В этот раз в голосе брата добродушия поубавилось. Он отодвинул меня с дороги и нырнул в темный коридор. Вся спина покрыта шрамами, а на руках красуются выжженные и вырезанные узоры, из ран превратившиеся в бледные полосы. За это его Терновником и прозвали – за то, что режет себя нещадно, как будто ему на ринге мало достается. Уродливый, как черт, череп здоровый, глаза узкие, а кулаки…
Я надеялся, что когда вырасту, стану таким же, но пока до этого далековато. Я опустил взгляд на сжатый кулачишко, потом перевел его на покрытый белесыми змеями шрамами кулак Терновника и только вздохнул.
– Су… – начала было Шэт, вскочив со стула, но брат быстро перехватил ее и положил на задницу здоровенную ладонь.
Вот ведь удивительно – он на гориллу похож, а стоило ему прикоснуться к Шэт, как та сразу затихала, шевеля ноздрями.
– Ты должен успеть, – намного спокойнее добавила она, протягивая одну руку к камере.
Некоторое время они так и стояли: Терновник сверлил ее маленькими глазками, посмеивался внутри, но Шэт этого не знала, это лишь я мог догадаться, ведь столько с ним прожил. Девица часто дышала, пытаясь вжать в себя грудь, которая касалась изуродованного живота брата. Побаивалась, но не убегала.

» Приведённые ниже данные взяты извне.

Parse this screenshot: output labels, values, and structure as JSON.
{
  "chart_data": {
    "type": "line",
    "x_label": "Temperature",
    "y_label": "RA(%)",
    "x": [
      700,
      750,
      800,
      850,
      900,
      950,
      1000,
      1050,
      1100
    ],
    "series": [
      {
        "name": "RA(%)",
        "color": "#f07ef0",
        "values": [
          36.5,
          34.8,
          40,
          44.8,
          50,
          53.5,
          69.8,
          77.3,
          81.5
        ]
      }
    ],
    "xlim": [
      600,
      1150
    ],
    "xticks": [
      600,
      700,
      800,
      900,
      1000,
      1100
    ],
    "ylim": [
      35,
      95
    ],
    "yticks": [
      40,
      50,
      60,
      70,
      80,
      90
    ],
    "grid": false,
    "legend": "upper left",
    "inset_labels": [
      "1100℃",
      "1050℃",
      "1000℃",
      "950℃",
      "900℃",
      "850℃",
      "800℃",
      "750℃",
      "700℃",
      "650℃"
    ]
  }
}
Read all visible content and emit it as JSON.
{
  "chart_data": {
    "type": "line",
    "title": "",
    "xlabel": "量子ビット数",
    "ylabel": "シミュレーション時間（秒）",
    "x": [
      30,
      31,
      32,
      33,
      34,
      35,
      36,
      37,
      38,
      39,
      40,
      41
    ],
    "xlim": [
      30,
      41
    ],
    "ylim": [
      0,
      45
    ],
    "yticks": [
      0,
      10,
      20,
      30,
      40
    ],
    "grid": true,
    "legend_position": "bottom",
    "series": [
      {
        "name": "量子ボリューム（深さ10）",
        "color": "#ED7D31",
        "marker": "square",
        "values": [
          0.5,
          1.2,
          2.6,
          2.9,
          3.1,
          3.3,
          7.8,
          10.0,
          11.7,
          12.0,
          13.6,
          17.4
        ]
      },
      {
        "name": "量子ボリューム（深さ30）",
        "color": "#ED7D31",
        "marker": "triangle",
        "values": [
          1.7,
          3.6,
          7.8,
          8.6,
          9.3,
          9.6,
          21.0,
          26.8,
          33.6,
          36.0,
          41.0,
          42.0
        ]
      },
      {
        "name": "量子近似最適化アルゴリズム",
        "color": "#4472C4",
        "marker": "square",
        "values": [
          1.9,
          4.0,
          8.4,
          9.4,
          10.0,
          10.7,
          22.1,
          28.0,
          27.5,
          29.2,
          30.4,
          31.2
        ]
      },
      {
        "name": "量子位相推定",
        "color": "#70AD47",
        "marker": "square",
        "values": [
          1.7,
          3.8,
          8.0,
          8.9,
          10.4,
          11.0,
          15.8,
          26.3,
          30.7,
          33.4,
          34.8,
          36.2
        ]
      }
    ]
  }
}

– Ну и сволочь же ты, Терновник, – наконец сказала Шэт и отодвинулась.
Пока она брала у него интервью и спрашивала, собирается ли он победить, что сегодня за бой, что за награда и прочую чепуху, я достал из шкафчика чистые полотенца, бутыль анестеза и расправил скомканную турнирную таблицу. Брат взял в руки любимые ножи и позировал перед камерой, словно какая-нибудь девка из рекламы, а Шэт приговаривала:
– Рожу, рожу пострашнее сделай. Они должны тебя бояться, должны тебя хотеть, – посмеивалась она, обходя его со всех сторон. – Из красивых парней получаются негодные бойцы, все это знают… Злее взгляд!

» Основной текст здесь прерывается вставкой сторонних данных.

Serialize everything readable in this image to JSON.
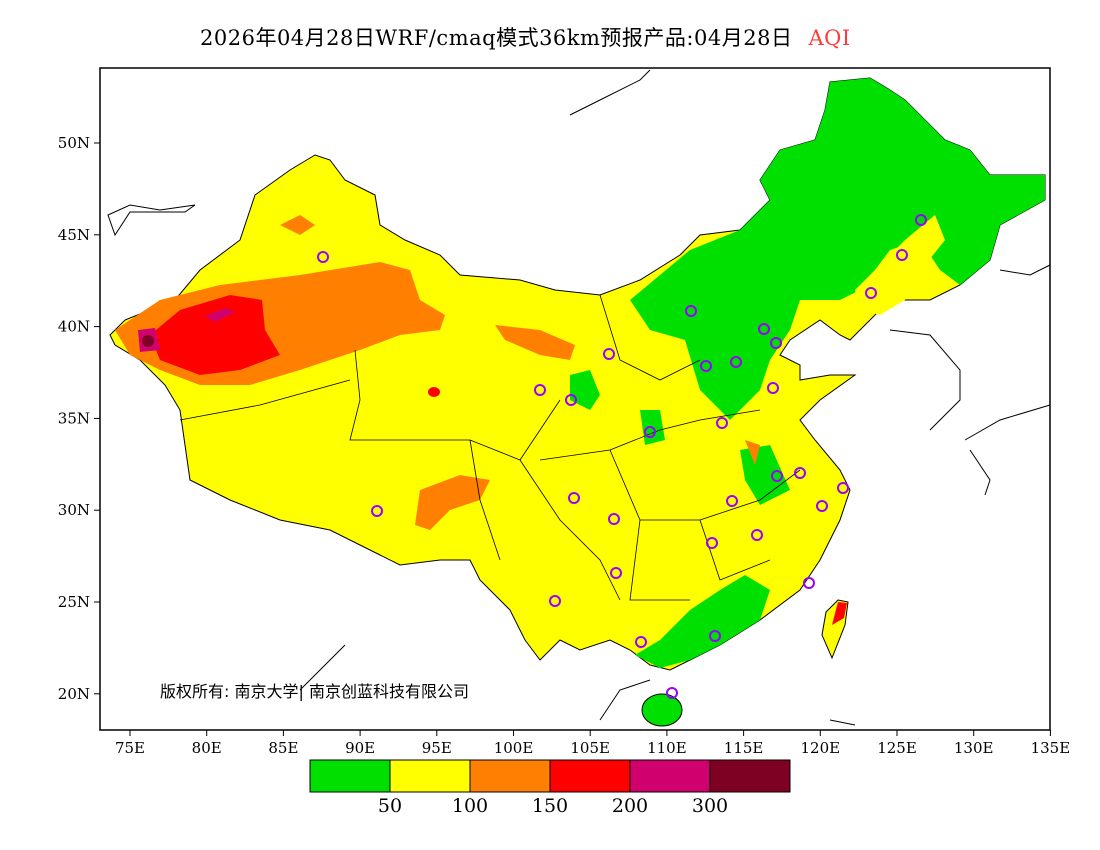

Иногда мне кажется, что Шэт – больная. Особенно, когда у нее так блестят глаза. Женщины не могут так переться от уродства, пусть даже оно и пахнет мускусом и потом. Хотя тут дело в крови, которая заставляет их изнемогать, бросаться на первого попавшегося. Азарт всех уравнивает – и аристократов из центра города, и еле насобиравших на билет бродяг, и шлюху, и мать семейства. Из зала доносились крики и отчаянный визг восторга. Наверняка зрительницы в ложах уже поскидывали лифчики, меня так и подмывало посмотреть, а то таращиться на худую, как доска, Шэт было неинтересно.
– Кай.
Я обернулся и поморщился. Шэт неспешно убирала камеру, а тут вдруг по-быстрому свернулась и исчезла, будто ее и не было.

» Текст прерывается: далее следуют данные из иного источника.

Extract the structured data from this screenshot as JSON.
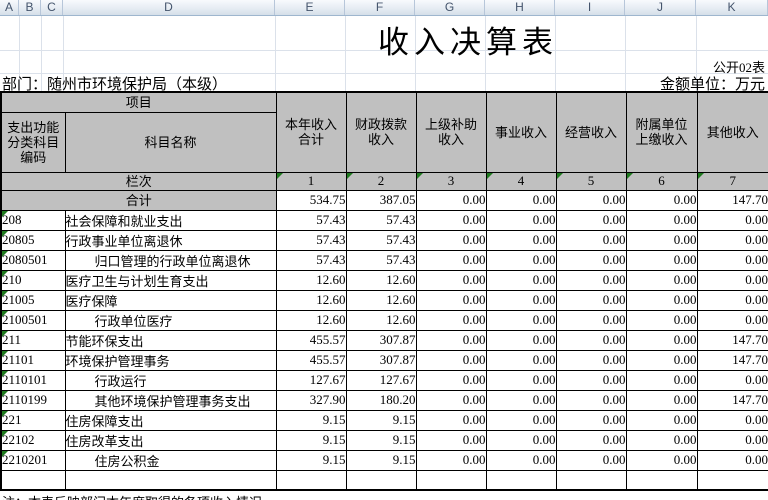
{
  "sheet": {
    "column_letters": [
      "A",
      "B",
      "C",
      "D",
      "E",
      "F",
      "G",
      "H",
      "I",
      "J",
      "K"
    ]
  },
  "title": "收入决算表",
  "meta": {
    "table_code": "公开02表",
    "department": "部门：随州市环境保护局（本级）",
    "unit": "金额单位：万元"
  },
  "table": {
    "project_header": "项目",
    "code_header": "支出功能\n分类科目\n编码",
    "name_header": "科目名称",
    "value_headers": [
      "本年收入\n合计",
      "财政拨款\n收入",
      "上级补助\n收入",
      "事业收入",
      "经营收入",
      "附属单位\n上缴收入",
      "其他收入"
    ],
    "column_index_label": "栏次",
    "column_indexes": [
      "1",
      "2",
      "3",
      "4",
      "5",
      "6",
      "7"
    ],
    "total_label": "合计",
    "total_values": [
      "534.75",
      "387.05",
      "0.00",
      "0.00",
      "0.00",
      "0.00",
      "147.70"
    ],
    "rows": [
      {
        "code": "208",
        "name": "社会保障和就业支出",
        "indent": false,
        "values": [
          "57.43",
          "57.43",
          "0.00",
          "0.00",
          "0.00",
          "0.00",
          "0.00"
        ]
      },
      {
        "code": "20805",
        "name": "行政事业单位离退休",
        "indent": false,
        "values": [
          "57.43",
          "57.43",
          "0.00",
          "0.00",
          "0.00",
          "0.00",
          "0.00"
        ]
      },
      {
        "code": "2080501",
        "name": "归口管理的行政单位离退休",
        "indent": true,
        "values": [
          "57.43",
          "57.43",
          "0.00",
          "0.00",
          "0.00",
          "0.00",
          "0.00"
        ]
      },
      {
        "code": "210",
        "name": "医疗卫生与计划生育支出",
        "indent": false,
        "values": [
          "12.60",
          "12.60",
          "0.00",
          "0.00",
          "0.00",
          "0.00",
          "0.00"
        ]
      },
      {
        "code": "21005",
        "name": "医疗保障",
        "indent": false,
        "values": [
          "12.60",
          "12.60",
          "0.00",
          "0.00",
          "0.00",
          "0.00",
          "0.00"
        ]
      },
      {
        "code": "2100501",
        "name": "行政单位医疗",
        "indent": true,
        "values": [
          "12.60",
          "12.60",
          "0.00",
          "0.00",
          "0.00",
          "0.00",
          "0.00"
        ]
      },
      {
        "code": "211",
        "name": "节能环保支出",
        "indent": false,
        "values": [
          "455.57",
          "307.87",
          "0.00",
          "0.00",
          "0.00",
          "0.00",
          "147.70"
        ]
      },
      {
        "code": "21101",
        "name": "环境保护管理事务",
        "indent": false,
        "values": [
          "455.57",
          "307.87",
          "0.00",
          "0.00",
          "0.00",
          "0.00",
          "147.70"
        ]
      },
      {
        "code": "2110101",
        "name": "行政运行",
        "indent": true,
        "values": [
          "127.67",
          "127.67",
          "0.00",
          "0.00",
          "0.00",
          "0.00",
          "0.00"
        ]
      },
      {
        "code": "2110199",
        "name": "其他环境保护管理事务支出",
        "indent": true,
        "values": [
          "327.90",
          "180.20",
          "0.00",
          "0.00",
          "0.00",
          "0.00",
          "147.70"
        ]
      },
      {
        "code": "221",
        "name": "住房保障支出",
        "indent": false,
        "values": [
          "9.15",
          "9.15",
          "0.00",
          "0.00",
          "0.00",
          "0.00",
          "0.00"
        ]
      },
      {
        "code": "22102",
        "name": "住房改革支出",
        "indent": false,
        "values": [
          "9.15",
          "9.15",
          "0.00",
          "0.00",
          "0.00",
          "0.00",
          "0.00"
        ]
      },
      {
        "code": "2210201",
        "name": "住房公积金",
        "indent": true,
        "values": [
          "9.15",
          "9.15",
          "0.00",
          "0.00",
          "0.00",
          "0.00",
          "0.00"
        ]
      },
      {
        "code": "",
        "name": "",
        "indent": false,
        "values": [
          "",
          "",
          "",
          "",
          "",
          "",
          ""
        ]
      }
    ]
  },
  "footnote": "注：本表反映部门本年度取得的各项收入情况。",
  "colors": {
    "header_fill": "#c0c0c0",
    "grid_border": "#000000",
    "flag_green": "#1f7a1f",
    "strip_text": "#44546c"
  }
}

Брат разминался, ножи сверкали, и удивительно было, как эта громадина умудряется так быстро двигаться. По имени брата никто не называл уже добрый десяток лет, а многие вообще не знали, что у него есть имя, но пришелец его прекрасно знал. В затхлую комнатушку ворвался запах лосьона и чистых волос. Я недолюбливал Мэриона – педик и имя соответствующее, но что поделаешь, если брату он нравится. Как-то я сказал Терновнику в лицо, что Мэрион – педик, так он так меня отделал, что я больше вообще об этом придурке не заговаривал. А я что… Все так говорят.